К «золотой молодежи золотого века» относился и Александр Александрович Бестужев. История рода Бестужевых была очень запутана (что в какой-то мере доказывало его древность), и в ней не обошлось без семейных легенд. Одна из них гласила, что некий Гаврила Бестуж, служивший великому князю Василию Дмитриевичу в начале XV века, был на самом деле англичанином Габриэлем Бестом. Сын же его, Яков Гаврилович Бестужев, якобы носил прозвище Рюма (слово это означало «падучая болезнь»). Никаких британских дворян Бестов на русской службе историкам найти на удалось, доподлинно известно, что Бестужевы и Бестужевы-Рюмины верой и правдой служили русским царям начиная, по крайней мере, с XVI века. Они были высшими государственными чиновниками, дипломатами, генералами, землевладельцами и, наконец, декабристами.

Герой нашего рассказа «просто Бестужев» происходил не только из замечательного рода, но и из замечательной семьи. Пять братьев и три сестры Бестужевых были детьми Александра Федоровича, «артиллериста екатерининских времен», как пишет о нем биографический словарь Половцова, но также и писателя, просветителя, издателя «Санкт-Петербургского журнала», демократа по убеждениям, и его жены Прасковьи Михайловны, бывшей ревельской мещанки, когда-то выходившей Александра после ранения в голову во время Русско-шведской войны. Дослужившись до майора, Бестужев-старший вышел в отставку; в дальнейшем он руководил канцелярией Мраморной экспедиции графа Строганова и служил в Академии художеств.
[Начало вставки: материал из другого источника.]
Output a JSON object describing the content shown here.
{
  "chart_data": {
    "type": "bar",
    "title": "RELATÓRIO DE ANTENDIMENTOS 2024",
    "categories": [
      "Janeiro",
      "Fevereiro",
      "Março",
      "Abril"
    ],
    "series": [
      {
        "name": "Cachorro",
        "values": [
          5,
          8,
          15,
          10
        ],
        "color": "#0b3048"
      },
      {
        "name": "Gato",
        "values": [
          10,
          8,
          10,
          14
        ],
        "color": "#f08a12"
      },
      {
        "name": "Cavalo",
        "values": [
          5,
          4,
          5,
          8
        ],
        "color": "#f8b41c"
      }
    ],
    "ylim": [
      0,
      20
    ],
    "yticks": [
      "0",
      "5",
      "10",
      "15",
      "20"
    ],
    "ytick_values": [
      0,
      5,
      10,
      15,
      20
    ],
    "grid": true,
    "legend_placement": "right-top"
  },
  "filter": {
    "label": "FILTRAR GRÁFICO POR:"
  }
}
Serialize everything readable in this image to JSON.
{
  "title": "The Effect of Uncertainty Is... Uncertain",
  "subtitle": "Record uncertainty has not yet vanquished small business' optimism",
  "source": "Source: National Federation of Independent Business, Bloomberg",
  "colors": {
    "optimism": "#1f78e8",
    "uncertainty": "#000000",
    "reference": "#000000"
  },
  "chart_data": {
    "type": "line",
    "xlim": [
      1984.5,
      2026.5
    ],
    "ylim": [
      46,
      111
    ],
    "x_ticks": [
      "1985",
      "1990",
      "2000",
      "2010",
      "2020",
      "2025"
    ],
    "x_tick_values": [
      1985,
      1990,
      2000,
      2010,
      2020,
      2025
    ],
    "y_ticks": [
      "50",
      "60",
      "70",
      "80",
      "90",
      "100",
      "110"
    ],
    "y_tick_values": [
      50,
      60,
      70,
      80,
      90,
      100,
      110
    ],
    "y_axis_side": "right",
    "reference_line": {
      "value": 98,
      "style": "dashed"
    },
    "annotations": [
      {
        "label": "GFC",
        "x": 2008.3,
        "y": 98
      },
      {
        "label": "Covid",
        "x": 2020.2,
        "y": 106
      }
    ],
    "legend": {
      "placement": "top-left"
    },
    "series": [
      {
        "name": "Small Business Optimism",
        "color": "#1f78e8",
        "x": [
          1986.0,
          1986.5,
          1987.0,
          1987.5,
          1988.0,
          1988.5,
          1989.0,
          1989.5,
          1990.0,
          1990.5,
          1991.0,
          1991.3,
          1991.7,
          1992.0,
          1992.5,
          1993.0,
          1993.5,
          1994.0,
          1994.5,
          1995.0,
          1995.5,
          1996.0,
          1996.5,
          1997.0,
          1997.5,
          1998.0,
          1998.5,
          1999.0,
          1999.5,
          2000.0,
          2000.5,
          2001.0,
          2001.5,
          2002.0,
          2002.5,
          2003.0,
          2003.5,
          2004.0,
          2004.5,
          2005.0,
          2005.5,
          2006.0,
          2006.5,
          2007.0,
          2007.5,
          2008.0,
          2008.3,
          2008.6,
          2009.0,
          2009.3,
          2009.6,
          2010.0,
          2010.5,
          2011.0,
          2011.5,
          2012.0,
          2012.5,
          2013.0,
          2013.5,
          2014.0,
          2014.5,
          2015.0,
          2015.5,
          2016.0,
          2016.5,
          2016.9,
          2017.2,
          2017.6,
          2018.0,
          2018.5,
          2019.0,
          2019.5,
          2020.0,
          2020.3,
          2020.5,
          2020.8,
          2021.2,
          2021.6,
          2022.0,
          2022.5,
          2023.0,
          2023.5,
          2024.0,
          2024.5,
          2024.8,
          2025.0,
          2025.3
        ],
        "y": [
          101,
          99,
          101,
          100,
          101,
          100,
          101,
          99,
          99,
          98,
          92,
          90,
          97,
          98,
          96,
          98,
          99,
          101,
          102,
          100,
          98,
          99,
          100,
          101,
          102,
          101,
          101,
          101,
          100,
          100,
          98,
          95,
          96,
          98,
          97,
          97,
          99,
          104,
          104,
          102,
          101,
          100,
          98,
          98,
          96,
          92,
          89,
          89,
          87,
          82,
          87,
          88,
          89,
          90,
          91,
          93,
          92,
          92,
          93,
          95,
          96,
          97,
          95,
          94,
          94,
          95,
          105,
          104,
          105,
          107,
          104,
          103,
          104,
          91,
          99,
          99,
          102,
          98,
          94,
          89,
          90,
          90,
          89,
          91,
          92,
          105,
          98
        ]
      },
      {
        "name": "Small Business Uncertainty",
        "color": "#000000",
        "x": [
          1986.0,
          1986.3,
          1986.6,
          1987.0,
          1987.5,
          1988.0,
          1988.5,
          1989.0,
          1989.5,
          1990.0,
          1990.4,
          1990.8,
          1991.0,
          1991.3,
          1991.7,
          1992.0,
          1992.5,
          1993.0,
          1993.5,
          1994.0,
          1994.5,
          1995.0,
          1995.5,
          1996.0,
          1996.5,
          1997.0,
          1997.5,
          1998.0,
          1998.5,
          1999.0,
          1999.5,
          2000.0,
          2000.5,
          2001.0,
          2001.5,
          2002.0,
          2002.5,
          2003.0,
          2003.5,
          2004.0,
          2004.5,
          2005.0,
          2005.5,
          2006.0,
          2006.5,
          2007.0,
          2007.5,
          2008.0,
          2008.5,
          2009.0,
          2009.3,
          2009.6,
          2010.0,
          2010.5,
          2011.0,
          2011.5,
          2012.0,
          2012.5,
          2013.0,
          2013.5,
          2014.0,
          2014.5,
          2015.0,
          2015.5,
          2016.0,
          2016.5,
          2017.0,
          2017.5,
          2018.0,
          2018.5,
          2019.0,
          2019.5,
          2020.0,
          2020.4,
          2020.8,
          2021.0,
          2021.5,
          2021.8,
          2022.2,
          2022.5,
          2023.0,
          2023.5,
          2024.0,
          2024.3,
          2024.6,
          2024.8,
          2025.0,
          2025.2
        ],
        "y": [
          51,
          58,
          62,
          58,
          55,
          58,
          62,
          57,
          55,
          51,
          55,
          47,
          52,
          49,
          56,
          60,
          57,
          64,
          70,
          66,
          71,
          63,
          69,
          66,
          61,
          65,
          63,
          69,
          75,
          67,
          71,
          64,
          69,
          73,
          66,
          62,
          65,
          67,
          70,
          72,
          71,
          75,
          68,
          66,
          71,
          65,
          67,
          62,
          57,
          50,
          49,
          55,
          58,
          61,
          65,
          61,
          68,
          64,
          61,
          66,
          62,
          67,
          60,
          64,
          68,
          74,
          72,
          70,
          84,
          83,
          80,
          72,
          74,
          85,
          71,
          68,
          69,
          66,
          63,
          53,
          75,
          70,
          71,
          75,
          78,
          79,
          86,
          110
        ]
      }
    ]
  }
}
О своем детстве братья сохранили самые светлые воспоминания. Отец собирал картины, гравюры, модели пушек и крепостей, коллекции минералов. «Наш дом, – рассказывал один из братьев, – был богатым музеумом в миниатюре… Будучи вседневно окружены столь разнообразными предметами, вызывавшими детское любопытство, пользуясь во всякое время доступом к отцу, хотя постоянно занятому делами, но не скучающему удовлетворять наше детское любопытство, слушая его толки и рассуждения с учеными, артистами и мастерами, мы невольно и бессознательно всасывали всеми порами нашего тела благотворные элементы окружающих нас стихий… „Прилежный Саша“[5] читал так много, с такою жадностью, что отец часто бывал принужден на время отнимать у него ключи от шкафов… Тогда он промышлял себе книги контрабандой – какие-либо романы или сказки».


А. А. Бестужев

Александр прославился в семье не только своим прилежанием, но и наблюдательностью. «Непонятно, – говорил его брат, – каким образом, при однообразной корпусной обстановке[6], он ежедневно находил столько сил в своей ребяческой головке, чтобы наполнить целые страницы дневника, не повторяясь в описаниях происшествий обыденной жизни или в изображении длинной галереи портретов, сменяя веселый тон на более серьезный и даже иногда впадая в сентиментальность». Он также пишет пьесы для домашнего театра, а потом принимает участие в постановке спектаклей в корпусе.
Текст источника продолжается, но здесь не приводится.